La inocuidad de los alimentos debe de ser una prioridad de Salud Pública. Como explica la Dra. Mª Dolores Rubio en el informe, las crisis alimentarias pueden generar una gran alarma social y tener un impacto negativo en los operadores económicos. Existen crisis alimentarias desde la antigüedad, pero las últimas que se produjeron a finales del siglo pasado han provocado grandes avances en materia de seguridad alimentaria.

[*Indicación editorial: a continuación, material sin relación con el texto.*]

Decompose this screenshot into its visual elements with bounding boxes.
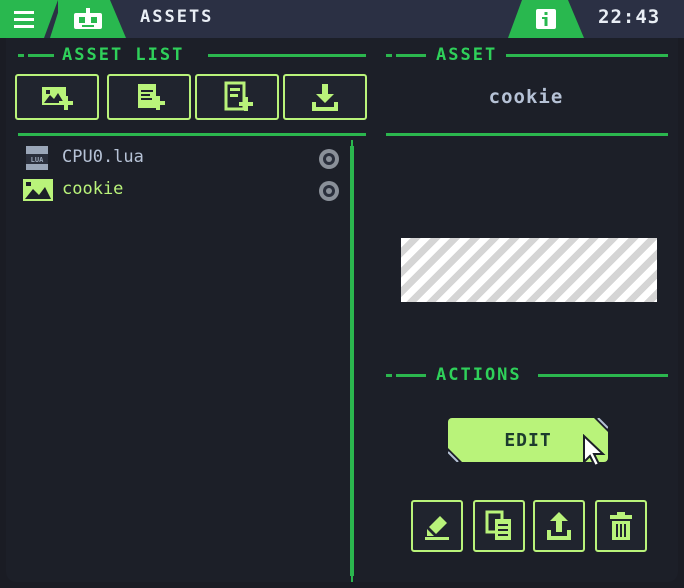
button-corner [594,418,608,432]
delete-button[interactable] [595,500,647,552]
settings-gear-icon[interactable] [318,148,340,170]
top-bar: ASSETS 22:43 [0,0,684,38]
actions-title: ACTIONS [430,365,528,385]
clock: 22:43 [598,6,661,28]
list-item[interactable]: LUA CPU0.lua [22,144,352,172]
asset-divider [386,133,668,136]
scrollbar-cap [351,576,353,582]
asset-preview [401,238,657,302]
list-item[interactable]: cookie [22,176,352,204]
add-code-button[interactable] [107,74,191,120]
hamburger-icon [14,11,34,28]
duplicate-button[interactable] [473,500,525,552]
add-file-icon [224,81,253,111]
tab-separator [110,0,126,38]
export-button[interactable] [533,500,585,552]
tab-separator [508,0,522,38]
trash-icon [610,512,632,540]
asset-list-title: ASSET LIST [56,45,191,65]
svg-text:LUA: LUA [31,156,44,164]
add-image-icon [42,87,73,110]
asset-title: ASSET [430,45,504,65]
lua-file-icon: LUA [26,146,48,170]
mouse-cursor-icon [583,434,606,468]
asset-list-divider [18,133,366,136]
import-button[interactable] [283,74,367,120]
asset-name: cookie [488,86,564,108]
rename-button[interactable] [411,500,463,552]
import-icon [312,84,338,111]
add-code-icon [138,84,165,110]
robot-icon [74,8,102,29]
duplicate-icon [485,510,511,540]
add-image-button[interactable] [15,74,99,120]
button-corner [448,448,462,462]
tab-separator [50,0,62,38]
add-file-button[interactable] [195,74,279,120]
info-icon [536,9,556,29]
export-icon [547,512,571,540]
tab-separator [568,0,584,38]
actions-header: ACTIONS [386,365,668,385]
asset-header: ASSET [386,45,668,65]
rename-icon [425,516,449,540]
list-item-name: CPU0.lua [62,147,144,167]
image-icon [23,179,53,201]
list-scrollbar[interactable] [350,146,354,576]
settings-gear-icon[interactable] [318,180,340,202]
list-item-name: cookie [62,179,124,199]
scrollbar-cap [351,140,353,146]
page-title: ASSETS [140,7,214,27]
asset-list-header: ASSET LIST [18,45,366,65]
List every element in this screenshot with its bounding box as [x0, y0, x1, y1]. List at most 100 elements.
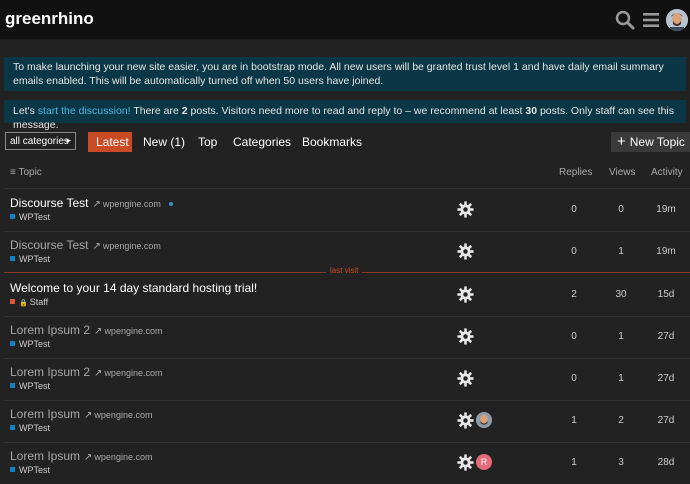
topic-header-label: Topic: [18, 167, 42, 178]
table-row[interactable]: Lorem Ipsum 2 ↗ wpengine.com WPTest 0 1 27d: [0, 358, 690, 400]
divider: [4, 316, 690, 317]
category-color-square: [10, 256, 15, 261]
gear-icon[interactable]: [457, 370, 474, 387]
gear-icon[interactable]: [457, 286, 474, 303]
activity-column-header[interactable]: Activity: [651, 167, 683, 178]
topic-column-header[interactable]: ≡ Topic: [10, 167, 42, 178]
topic-title-link[interactable]: Welcome to your 14 day standard hosting …: [10, 281, 257, 295]
category-badge[interactable]: WPTest: [10, 339, 50, 349]
recommended-count: 30: [525, 105, 538, 117]
category-name: WPTest: [19, 339, 51, 349]
views-column-header[interactable]: Views: [609, 167, 636, 178]
topic-title-link[interactable]: Discourse Test: [10, 196, 88, 210]
category-badge[interactable]: WPTest: [10, 423, 50, 433]
category-color-square: [10, 341, 15, 346]
table-row[interactable]: Lorem Ipsum 2 ↗ wpengine.com WPTest 0 1 27d: [0, 316, 690, 358]
external-link-icon: ↗: [84, 452, 93, 463]
category-name: WPTest: [19, 465, 51, 475]
topic-title-container: Lorem Ipsum ↗ wpengine.com: [10, 407, 152, 421]
tab-categories[interactable]: Categories: [233, 132, 291, 152]
tab-new[interactable]: New (1): [143, 132, 185, 152]
new-topic-button[interactable]: + New Topic: [611, 132, 690, 152]
views-count: 30: [615, 289, 627, 300]
topic-title-link[interactable]: Lorem Ipsum: [10, 407, 80, 421]
category-badge[interactable]: WPTest: [10, 254, 50, 264]
start-discussion-link[interactable]: start the discussion!: [38, 105, 131, 117]
topic-domain[interactable]: wpengine.com: [94, 452, 152, 462]
category-badge[interactable]: WPTest: [10, 381, 50, 391]
posts-count: 2: [181, 105, 188, 117]
category-badge[interactable]: WPTest: [10, 465, 50, 475]
category-badge[interactable]: 🔒 Staff: [10, 297, 48, 307]
replies-count: 0: [571, 331, 577, 342]
tab-top[interactable]: Top: [198, 132, 217, 152]
lock-icon: 🔒: [19, 300, 28, 307]
new-topic-label: New Topic: [629, 135, 685, 149]
external-link-icon: ↗: [94, 368, 103, 379]
staff-discussion-banner: Let's start the discussion! There are 2 …: [4, 100, 686, 131]
gear-icon[interactable]: [457, 454, 474, 471]
views-count: 1: [618, 373, 624, 384]
user-avatar[interactable]: [666, 9, 688, 31]
views-count: 1: [618, 246, 624, 257]
topic-title-link[interactable]: Lorem Ipsum 2: [10, 365, 90, 379]
tab-latest[interactable]: Latest: [88, 132, 132, 152]
activity-time[interactable]: 15d: [651, 289, 681, 300]
divider: [4, 231, 690, 232]
topic-title-container: Lorem Ipsum ↗ wpengine.com: [10, 449, 152, 463]
banner-text: There are: [133, 105, 179, 117]
plus-icon: +: [617, 133, 626, 150]
bootstrap-mode-text: To make launching your new site easier, …: [13, 61, 664, 87]
topic-title-link[interactable]: Lorem Ipsum 2: [10, 323, 90, 337]
gear-icon[interactable]: [457, 201, 474, 218]
external-link-icon: ↗: [84, 410, 93, 421]
banner-text-prefix: Let's: [13, 105, 35, 117]
banner-text: posts. Visitors need more to read and re…: [190, 105, 523, 117]
replies-count: 1: [571, 415, 577, 426]
topic-title-container: Discourse Test ↗ wpengine.com: [10, 196, 173, 210]
topic-domain[interactable]: wpengine.com: [94, 410, 152, 420]
topic-title-link[interactable]: Discourse Test: [10, 238, 88, 252]
divider: [4, 358, 690, 359]
hamburger-icon[interactable]: [641, 10, 661, 30]
gear-icon[interactable]: [457, 243, 474, 260]
table-row[interactable]: Lorem Ipsum ↗ wpengine.com WPTest 1 2 27d: [0, 400, 690, 442]
search-icon[interactable]: [615, 10, 635, 30]
site-logo[interactable]: greenrhino: [5, 9, 94, 29]
topic-domain[interactable]: wpengine.com: [104, 326, 162, 336]
replies-count: 1: [571, 457, 577, 468]
poster-avatar-letter[interactable]: R: [476, 454, 492, 470]
activity-time[interactable]: 19m: [651, 246, 681, 257]
poster-avatar[interactable]: [476, 412, 492, 428]
topic-domain[interactable]: wpengine.com: [103, 241, 161, 251]
bootstrap-mode-banner: To make launching your new site easier, …: [4, 57, 686, 91]
list-icon: ≡: [10, 167, 16, 178]
replies-count: 0: [571, 204, 577, 215]
category-name: WPTest: [19, 423, 51, 433]
category-name: Staff: [29, 297, 49, 307]
chevron-right-icon: ▸: [66, 135, 71, 145]
category-dropdown[interactable]: all categories ▸: [5, 132, 76, 150]
external-link-icon: ↗: [92, 199, 101, 210]
gear-icon[interactable]: [457, 412, 474, 429]
activity-time[interactable]: 19m: [651, 204, 681, 215]
replies-column-header[interactable]: Replies: [559, 167, 592, 178]
activity-time[interactable]: 27d: [651, 373, 681, 384]
table-row[interactable]: Welcome to your 14 day standard hosting …: [0, 274, 690, 316]
activity-time[interactable]: 27d: [651, 331, 681, 342]
replies-count: 0: [571, 373, 577, 384]
activity-time[interactable]: 27d: [651, 415, 681, 426]
category-name: WPTest: [19, 381, 51, 391]
category-color-square: [10, 383, 15, 388]
last-visit-label: last visit: [326, 266, 363, 275]
category-badge[interactable]: WPTest: [10, 212, 50, 222]
tab-bookmarks[interactable]: Bookmarks: [302, 132, 362, 152]
topic-domain[interactable]: wpengine.com: [103, 199, 161, 209]
topic-domain[interactable]: wpengine.com: [104, 368, 162, 378]
topic-title-link[interactable]: Lorem Ipsum: [10, 449, 80, 463]
table-row[interactable]: Discourse Test ↗ wpengine.com WPTest 0 0 19m: [0, 189, 690, 231]
site-header: greenrhino: [0, 0, 690, 40]
gear-icon[interactable]: [457, 328, 474, 345]
table-row[interactable]: Lorem Ipsum ↗ wpengine.com WPTest R 1 3 28d: [0, 442, 690, 484]
activity-time[interactable]: 28d: [651, 457, 681, 468]
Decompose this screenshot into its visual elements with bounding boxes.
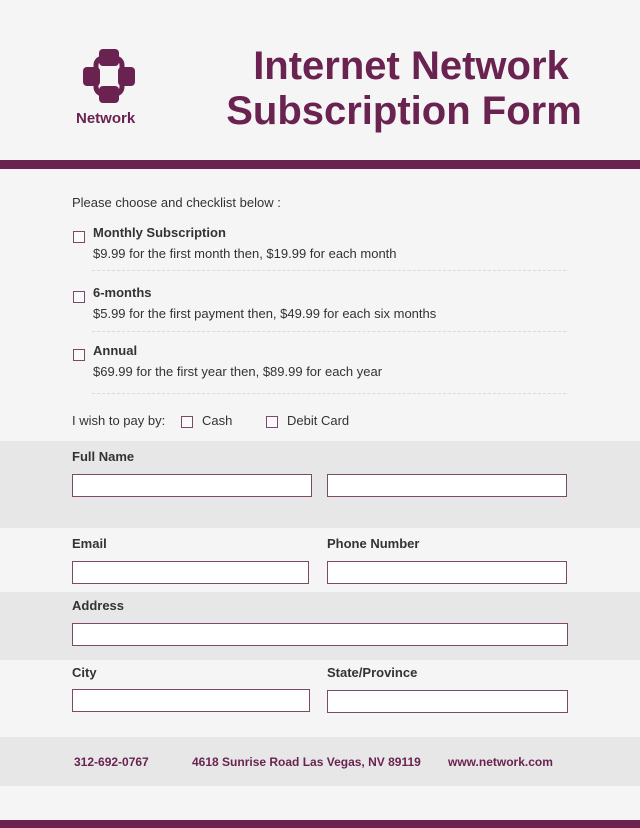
header: Network Internet Network Subscription Fo… bbox=[0, 0, 640, 160]
location-section: City State/Province bbox=[0, 660, 640, 737]
divider bbox=[92, 331, 566, 332]
footer: 312-692-0767 4618 Sunrise Road Las Vegas… bbox=[0, 737, 640, 786]
annual-checkbox[interactable] bbox=[73, 349, 85, 361]
footer-phone: 312-692-0767 bbox=[74, 755, 149, 769]
option-description: $69.99 for the first year then, $89.99 f… bbox=[93, 364, 383, 379]
contact-section: Email Phone Number bbox=[0, 528, 640, 592]
footer-website[interactable]: www.network.com bbox=[448, 755, 553, 769]
option-title: Annual bbox=[93, 343, 138, 358]
cash-checkbox[interactable] bbox=[181, 416, 193, 428]
full-name-label: Full Name bbox=[72, 449, 135, 464]
state-input[interactable] bbox=[327, 690, 568, 713]
title-line-2: Subscription Form bbox=[226, 89, 582, 133]
address-input[interactable] bbox=[72, 623, 568, 646]
option-description: $5.99 for the first payment then, $49.99… bbox=[93, 306, 437, 321]
brand-name: Network bbox=[76, 110, 136, 127]
option-description: $9.99 for the first month then, $19.99 f… bbox=[93, 246, 397, 261]
monthly-checkbox[interactable] bbox=[73, 231, 85, 243]
debit-card-label: Debit Card bbox=[287, 413, 350, 428]
full-name-section: Full Name bbox=[0, 441, 640, 528]
phone-input[interactable] bbox=[327, 561, 567, 584]
subscription-intro: Please choose and checklist below : bbox=[72, 195, 281, 210]
footer-divider bbox=[0, 820, 640, 828]
address-label: Address bbox=[72, 598, 125, 613]
city-input[interactable] bbox=[72, 689, 310, 712]
header-divider bbox=[0, 160, 640, 169]
footer-address: 4618 Sunrise Road Las Vegas, NV 89119 bbox=[192, 755, 421, 769]
title-line-1: Internet Network bbox=[253, 44, 569, 88]
phone-label: Phone Number bbox=[327, 536, 420, 551]
email-label: Email bbox=[72, 536, 107, 551]
first-name-input[interactable] bbox=[72, 474, 312, 497]
logo: Network bbox=[72, 48, 146, 127]
page-title: Internet Network Subscription Form bbox=[224, 44, 584, 134]
city-label: City bbox=[72, 665, 97, 680]
network-nodes-icon bbox=[83, 49, 135, 103]
last-name-input[interactable] bbox=[327, 474, 567, 497]
state-label: State/Province bbox=[327, 665, 418, 680]
6-months-checkbox[interactable] bbox=[73, 291, 85, 303]
address-section: Address bbox=[0, 592, 640, 660]
divider bbox=[92, 270, 566, 271]
debit-card-checkbox[interactable] bbox=[266, 416, 278, 428]
option-title: Monthly Subscription bbox=[93, 225, 226, 240]
cash-label: Cash bbox=[202, 413, 233, 428]
divider bbox=[92, 393, 566, 394]
email-input[interactable] bbox=[72, 561, 309, 584]
option-title: 6-months bbox=[93, 285, 152, 300]
payment-label: I wish to pay by: bbox=[72, 413, 166, 428]
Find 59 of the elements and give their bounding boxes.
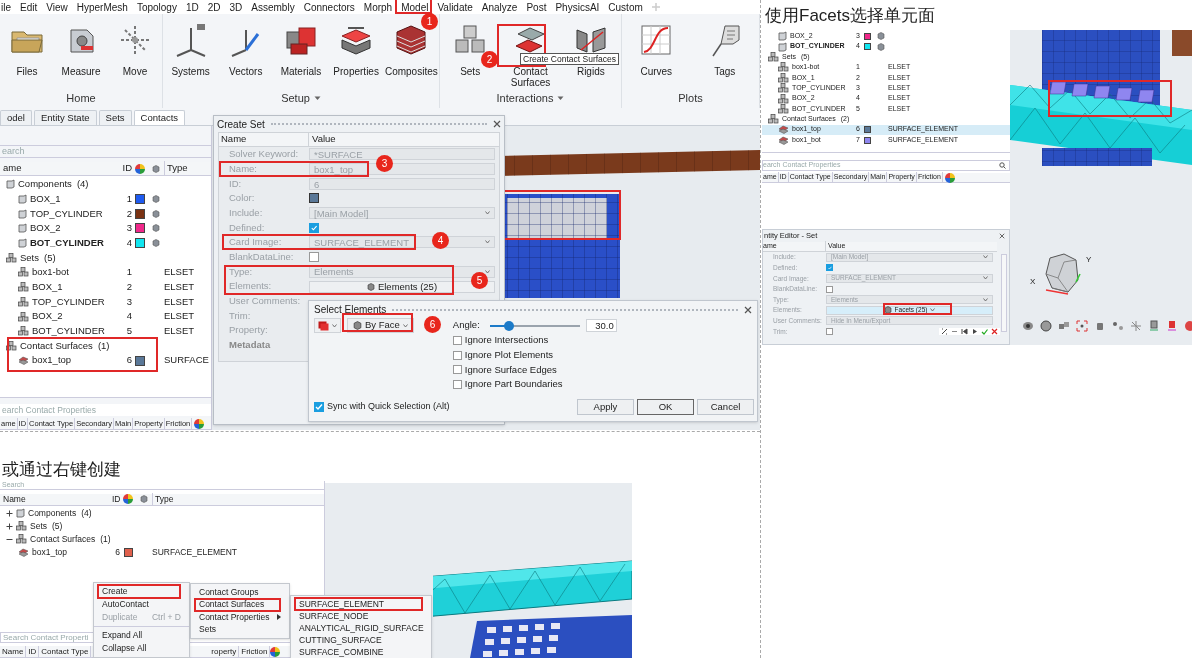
property-label: Type: xyxy=(229,265,253,277)
id-text: 6 xyxy=(115,546,120,557)
type-text: SURFACE xyxy=(164,353,209,368)
type-text: SURFACE_ELEMENT xyxy=(152,545,238,559)
id-text: 4 xyxy=(126,310,132,322)
id-text: 1 xyxy=(126,192,132,204)
type-text: ELSET xyxy=(164,265,195,280)
id-text: 6 xyxy=(126,354,132,366)
column-header: Value xyxy=(312,133,336,145)
id-text: 2 xyxy=(126,281,132,293)
id-text: 5 xyxy=(126,325,132,337)
column-header: Name xyxy=(221,133,247,145)
group-label: Interactions xyxy=(496,90,554,106)
item-count: (5) xyxy=(44,250,56,265)
option-label: Ignore Part Boundaries xyxy=(464,377,563,392)
axis-label: Y xyxy=(1086,254,1092,266)
step-badge: 1 xyxy=(421,13,438,30)
item-count: (4) xyxy=(81,506,92,520)
property-label: Property: xyxy=(229,324,268,336)
property-label: Card Image: xyxy=(229,236,282,248)
option-label: Ignore Surface Edges xyxy=(464,362,557,377)
item-count: (4) xyxy=(76,177,89,192)
type-text: ELSET xyxy=(164,294,195,309)
property-label: BlankDataLine: xyxy=(229,251,294,263)
group-label: Plots xyxy=(678,90,703,106)
item-count: (5) xyxy=(52,519,63,533)
property-label: Solver Keyword: xyxy=(229,148,299,160)
property-label: Name: xyxy=(229,162,257,174)
property-label: Trim: xyxy=(229,309,251,321)
property-label: Elements: xyxy=(229,280,272,292)
angle-label: Angle: xyxy=(452,318,480,333)
step-badge: 2 xyxy=(481,51,498,68)
dialog-title: Select Elements xyxy=(314,303,387,317)
id-text: 4 xyxy=(126,236,132,248)
item-count: (1) xyxy=(97,338,110,353)
id-text: 1 xyxy=(126,266,132,278)
property-label: User Comments: xyxy=(229,295,301,307)
option-label: Ignore Intersections xyxy=(464,333,549,348)
heading: 或通过右键创建 xyxy=(2,459,121,481)
id-text: 2 xyxy=(126,207,132,219)
id-text: 3 xyxy=(126,295,132,307)
axis-label: X xyxy=(1030,276,1036,288)
dialog-title: Create Set xyxy=(217,117,265,132)
item-count: (1) xyxy=(100,532,111,546)
group-label: Setup xyxy=(281,90,310,106)
id-text: 3 xyxy=(126,222,132,234)
property-label: Defined: xyxy=(229,221,265,233)
section-label: Metadata xyxy=(229,339,271,351)
checkbox-label: Sync with Quick Selection (Alt) xyxy=(327,400,450,414)
heading: 使用Facets选择单元面 xyxy=(765,5,936,27)
tooltip: Create Contact Surfaces xyxy=(520,53,620,65)
type-text: ELSET xyxy=(164,280,195,295)
group-label: Home xyxy=(66,90,96,106)
property-label: Color: xyxy=(229,192,255,204)
option-label: Ignore Plot Elements xyxy=(464,347,554,362)
property-label: ID: xyxy=(229,177,242,189)
type-text: ELSET xyxy=(164,324,195,339)
type-text: ELSET xyxy=(164,309,195,324)
property-label: Include: xyxy=(229,206,263,218)
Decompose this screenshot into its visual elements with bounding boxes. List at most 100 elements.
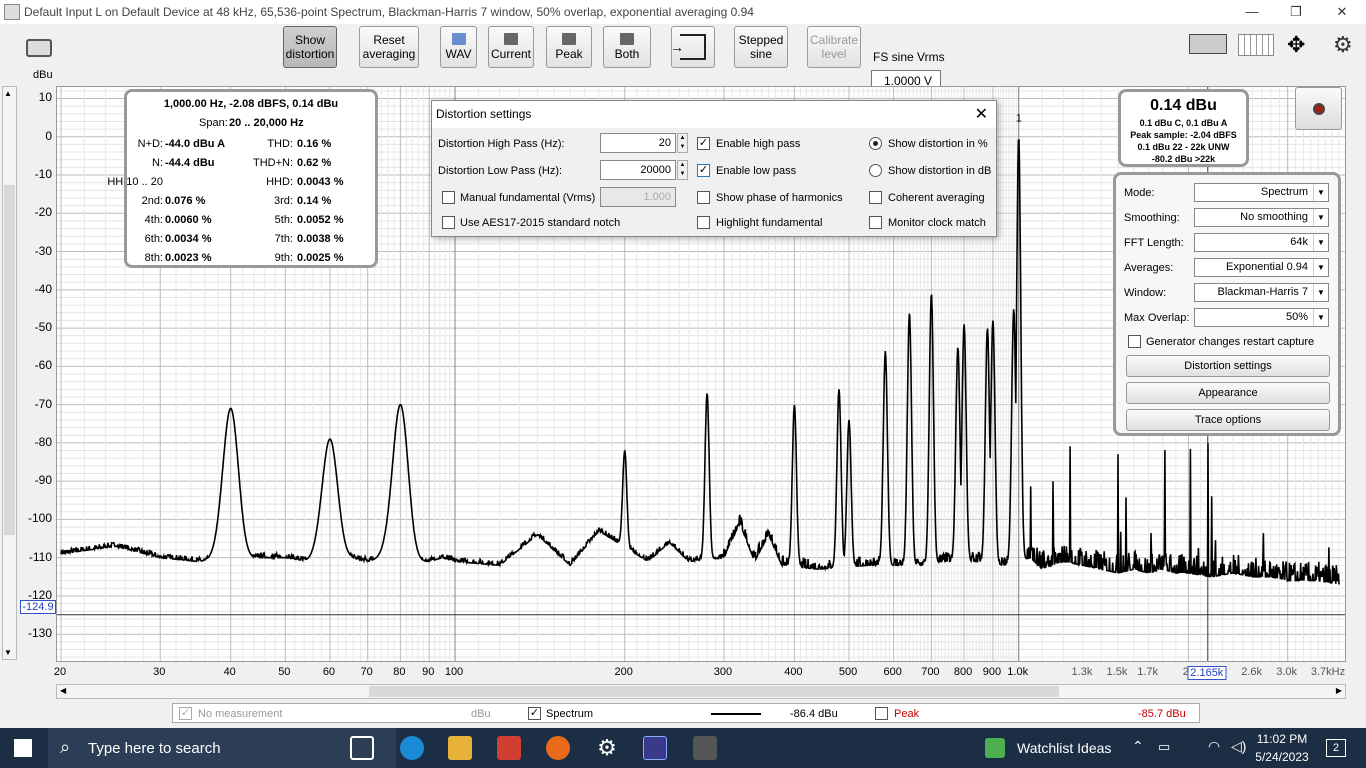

Gracias a ellas, se han creado agencias especializadas, planes de acción, controles, auditorías… que ayudan a garantizar los máximos niveles de protección para la salud de los consumidores y minimizar los riesgos de salud.

Evitar las crisis alimentarias es responsabilidad de todos los actores de la cadena alimentaria, desde los productores hasta los consumidores.

 

Además de tratar y manipular los alimentos como corresponde para que no tengan agentes contaminantes, ¿lo más importe es elegir una dieta variada y en una cantidad justa dependiendo de la actividad física de cada persona?

Efectivamente, es importante un consumo adecuado de calorías —mayor en las primeras fases de la vida, donde la actividad física es mayor, que en las últimas—, así como una dieta rica en sabor y nutrientes (vitaminas, minerales, fibra…).

 

¿Las deficiencias nutricionales disminuyen nuestras defensas y nos vuelven vulnerables a las enfermedades?

Sin duda. Este tema es especialmente importante en las primeras y últimas fases de nuestra vida, en las que somos especialmente vulnerables a la enfermedad. Afortunadamente, en España podemos presumir de tener una de las mejores dietas del mundo, la Mediterránea, que es beneficiosa para prevenir las enfermedades cardiovasculares y patologías asociadas al envejecimiento, como las cognitivas o neurológicas.

 

¿Es preciso incidir en que se trata de comer bien y no comer mucho? Porque uno de nuestros grandes problemas es la obesidad que aumenta el riesgo cardiovascular, resistencia a la insulina y síndrome metabólico ¿no?

Según datos de la Fundación Española del Corazón, el número de personas con obesidad se ha triplicado en los últimos cuarenta años, siendo cada vez más alarmante esta patología en la infancia. Por ello es fundamental, la educación sobre factores de riesgo modificables, como la obesidad —derivada de una inadecuada alimentación y del sedentarismo— el alcohol, el tabaco o la calidad del aire.

 

Una buena alimentación, ¿de qué manera ayuda a la sostenibilidad del planeta?

Cuando hablamos del impacto de la alimentación en el medioambiente, se debe hacer un análisis del “ciclo de vida” de un producto: el uso de insecticidas en el cultivo de alimentos puede resultar tóxico y peligroso en algunos casos; el transporte de alimentos, que está siendo muy revisado, con el objetivo de encontrar alternativas que reduzcan el impacto medioambiental; la utilización excesiva de envases para la conservación de los alimentos; y el desperdicio de los alimentos, que genera una gran cantidad de residuos.

En este sentido, las empresas, ya sea por obligaciones derivadas de su normativa nacional o por exigencias del mercado, están evolucionando hacia modelos mucho más sostenibles, empleando variables como la reducción de la huella de carbono, el análisis del ciclo de vida del producto y, especialmente, por una orientación hacia un modelo de economía más circular, tal y como Miguel Aguado analiza en el informe.